Beauty is Embarrassing
Directed by Neil Berkeley
Beauty is Embarrassing also shares the same title with one of the paintings of its subject, Wayne White. That particular piece of artwork belongs in the phase where his supposed ‘shtick’ is being to superimpose pastel-coloured block letters over kitschy landscape paintings. Hopefully I haven’t said it yet but this is the closest I’ll get to the festival with having seen a straight-up biopic. It interweaves two major ‘plots,’ one is a linear portrayal of his life through archive footage and interviews of people he knew and still knows.

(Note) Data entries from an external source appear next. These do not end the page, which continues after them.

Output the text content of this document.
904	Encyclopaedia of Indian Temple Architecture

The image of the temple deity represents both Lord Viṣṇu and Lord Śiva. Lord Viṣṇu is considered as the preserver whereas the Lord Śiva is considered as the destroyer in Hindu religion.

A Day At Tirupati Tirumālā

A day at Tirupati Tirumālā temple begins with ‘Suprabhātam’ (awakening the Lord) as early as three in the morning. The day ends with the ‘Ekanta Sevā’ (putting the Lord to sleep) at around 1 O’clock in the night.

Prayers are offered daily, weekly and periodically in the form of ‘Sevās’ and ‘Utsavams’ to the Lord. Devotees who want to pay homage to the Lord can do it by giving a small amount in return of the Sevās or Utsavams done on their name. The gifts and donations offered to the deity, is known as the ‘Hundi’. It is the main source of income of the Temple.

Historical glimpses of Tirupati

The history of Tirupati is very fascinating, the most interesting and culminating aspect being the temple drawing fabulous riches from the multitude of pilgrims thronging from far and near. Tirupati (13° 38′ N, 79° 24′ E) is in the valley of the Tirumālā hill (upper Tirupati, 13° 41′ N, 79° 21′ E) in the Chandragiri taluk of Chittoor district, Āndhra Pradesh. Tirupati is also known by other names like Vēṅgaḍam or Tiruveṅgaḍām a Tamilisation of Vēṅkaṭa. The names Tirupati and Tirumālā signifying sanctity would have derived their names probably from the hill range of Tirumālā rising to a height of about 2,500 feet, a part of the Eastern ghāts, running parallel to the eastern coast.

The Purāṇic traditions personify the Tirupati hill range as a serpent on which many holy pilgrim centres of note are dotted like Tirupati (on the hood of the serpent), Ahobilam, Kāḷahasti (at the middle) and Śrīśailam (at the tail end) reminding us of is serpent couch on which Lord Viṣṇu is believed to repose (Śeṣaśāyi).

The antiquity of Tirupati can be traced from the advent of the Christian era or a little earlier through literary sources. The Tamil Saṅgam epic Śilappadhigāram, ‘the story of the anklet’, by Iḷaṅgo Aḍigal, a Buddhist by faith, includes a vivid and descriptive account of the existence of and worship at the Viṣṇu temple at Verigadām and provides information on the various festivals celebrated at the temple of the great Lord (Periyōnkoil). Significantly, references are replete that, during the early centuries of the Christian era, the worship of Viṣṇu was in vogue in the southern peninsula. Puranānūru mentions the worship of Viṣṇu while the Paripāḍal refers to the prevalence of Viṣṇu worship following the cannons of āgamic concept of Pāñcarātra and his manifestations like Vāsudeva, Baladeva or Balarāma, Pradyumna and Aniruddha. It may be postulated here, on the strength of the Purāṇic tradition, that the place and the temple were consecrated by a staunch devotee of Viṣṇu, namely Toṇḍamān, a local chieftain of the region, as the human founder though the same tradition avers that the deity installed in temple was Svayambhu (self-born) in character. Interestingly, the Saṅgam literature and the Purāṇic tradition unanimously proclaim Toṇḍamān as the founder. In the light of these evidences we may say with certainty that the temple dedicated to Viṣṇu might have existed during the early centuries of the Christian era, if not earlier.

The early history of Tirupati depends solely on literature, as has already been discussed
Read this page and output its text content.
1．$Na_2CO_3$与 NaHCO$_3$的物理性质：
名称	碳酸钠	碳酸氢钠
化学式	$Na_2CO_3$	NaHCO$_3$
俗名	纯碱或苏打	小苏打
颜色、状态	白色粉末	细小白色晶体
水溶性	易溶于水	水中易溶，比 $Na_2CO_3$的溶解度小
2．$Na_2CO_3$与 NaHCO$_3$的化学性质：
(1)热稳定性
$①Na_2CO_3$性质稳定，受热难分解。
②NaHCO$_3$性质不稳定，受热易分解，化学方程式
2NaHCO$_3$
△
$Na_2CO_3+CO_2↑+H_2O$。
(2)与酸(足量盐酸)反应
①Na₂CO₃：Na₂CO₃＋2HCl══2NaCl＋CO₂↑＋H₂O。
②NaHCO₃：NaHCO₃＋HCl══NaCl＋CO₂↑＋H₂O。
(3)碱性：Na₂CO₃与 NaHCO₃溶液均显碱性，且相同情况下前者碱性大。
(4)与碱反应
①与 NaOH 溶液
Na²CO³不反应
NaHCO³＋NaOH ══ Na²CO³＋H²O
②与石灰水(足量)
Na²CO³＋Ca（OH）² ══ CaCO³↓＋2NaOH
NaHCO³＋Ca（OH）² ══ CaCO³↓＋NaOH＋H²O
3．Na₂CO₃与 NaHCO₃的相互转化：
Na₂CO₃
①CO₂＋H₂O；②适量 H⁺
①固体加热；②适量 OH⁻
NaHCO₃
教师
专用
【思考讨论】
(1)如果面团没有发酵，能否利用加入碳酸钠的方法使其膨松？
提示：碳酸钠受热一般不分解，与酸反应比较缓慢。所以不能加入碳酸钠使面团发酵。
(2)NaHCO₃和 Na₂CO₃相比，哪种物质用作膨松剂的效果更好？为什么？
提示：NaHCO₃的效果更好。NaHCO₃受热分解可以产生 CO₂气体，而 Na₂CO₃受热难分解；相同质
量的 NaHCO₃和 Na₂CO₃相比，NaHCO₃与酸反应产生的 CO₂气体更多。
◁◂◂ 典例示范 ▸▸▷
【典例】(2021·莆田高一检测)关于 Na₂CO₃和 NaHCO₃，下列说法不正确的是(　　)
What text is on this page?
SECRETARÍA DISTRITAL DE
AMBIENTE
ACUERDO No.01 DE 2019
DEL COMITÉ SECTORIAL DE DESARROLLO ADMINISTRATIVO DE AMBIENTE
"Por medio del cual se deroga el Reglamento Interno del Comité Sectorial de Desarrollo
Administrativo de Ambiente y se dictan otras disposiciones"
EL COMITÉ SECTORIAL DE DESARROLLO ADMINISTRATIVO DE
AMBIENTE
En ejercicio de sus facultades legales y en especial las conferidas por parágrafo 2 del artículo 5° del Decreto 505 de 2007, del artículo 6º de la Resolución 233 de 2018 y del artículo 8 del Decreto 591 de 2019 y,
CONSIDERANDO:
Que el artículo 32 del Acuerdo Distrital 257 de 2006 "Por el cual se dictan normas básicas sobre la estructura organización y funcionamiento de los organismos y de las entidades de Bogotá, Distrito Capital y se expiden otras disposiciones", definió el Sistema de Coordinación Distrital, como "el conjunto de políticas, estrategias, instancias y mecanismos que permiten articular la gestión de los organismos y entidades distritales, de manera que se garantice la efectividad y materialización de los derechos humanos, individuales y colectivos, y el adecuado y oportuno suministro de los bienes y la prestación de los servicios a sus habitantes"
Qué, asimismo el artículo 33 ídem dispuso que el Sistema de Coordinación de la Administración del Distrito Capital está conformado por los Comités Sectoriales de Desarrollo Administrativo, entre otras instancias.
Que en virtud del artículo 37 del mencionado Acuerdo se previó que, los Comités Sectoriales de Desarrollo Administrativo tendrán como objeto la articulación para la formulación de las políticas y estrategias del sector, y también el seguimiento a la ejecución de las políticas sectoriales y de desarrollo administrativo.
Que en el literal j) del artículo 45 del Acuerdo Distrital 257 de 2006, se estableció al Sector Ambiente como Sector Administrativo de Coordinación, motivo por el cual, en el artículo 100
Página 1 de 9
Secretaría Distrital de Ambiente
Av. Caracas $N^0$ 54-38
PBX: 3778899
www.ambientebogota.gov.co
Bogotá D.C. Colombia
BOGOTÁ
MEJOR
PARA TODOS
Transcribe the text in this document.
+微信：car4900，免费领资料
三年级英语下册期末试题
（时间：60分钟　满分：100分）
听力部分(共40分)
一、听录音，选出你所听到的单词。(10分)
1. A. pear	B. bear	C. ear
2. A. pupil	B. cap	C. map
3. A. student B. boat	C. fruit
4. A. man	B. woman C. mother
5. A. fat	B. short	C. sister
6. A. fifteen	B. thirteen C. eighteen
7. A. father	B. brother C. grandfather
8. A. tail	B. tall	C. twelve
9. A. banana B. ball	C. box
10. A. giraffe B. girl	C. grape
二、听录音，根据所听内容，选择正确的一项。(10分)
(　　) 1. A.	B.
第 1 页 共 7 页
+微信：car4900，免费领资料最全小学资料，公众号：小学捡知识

The other is his homecoming, this quasi-reluctant Angeleno experiencing a homecoming to his provenances of Alabama and Tennessee.
We don’t even notice these conventional forms when we hear his voice, saying hilarious non-sequiturs given life but his art of many mediums. He seems naturally made for this kind of art world fame. He tells the camera that he has felt more Southern moving out to New York and LA than he would have had he stayed. But that’s not the only reincarnation he’s had, as he’s known in his home states as one of the puppeteers in the seminal show Pee Wee’s Playhouse. I also didn’t know how much his work has touched me and children who grew up in the 90’s and early 2000’s, his resume including a show I used to watch when I was a teenager – the equally wacky and informative Beakman’s World. His work, in his ‘Hollywood’ and ‘art’ stages, can be classified as surrealist, a natural tendency that takes the kitschy art that he grew up with to another crazy level, and the movie keeps up with him and the energy levels of the other creative people in the different stages of his fascinating life.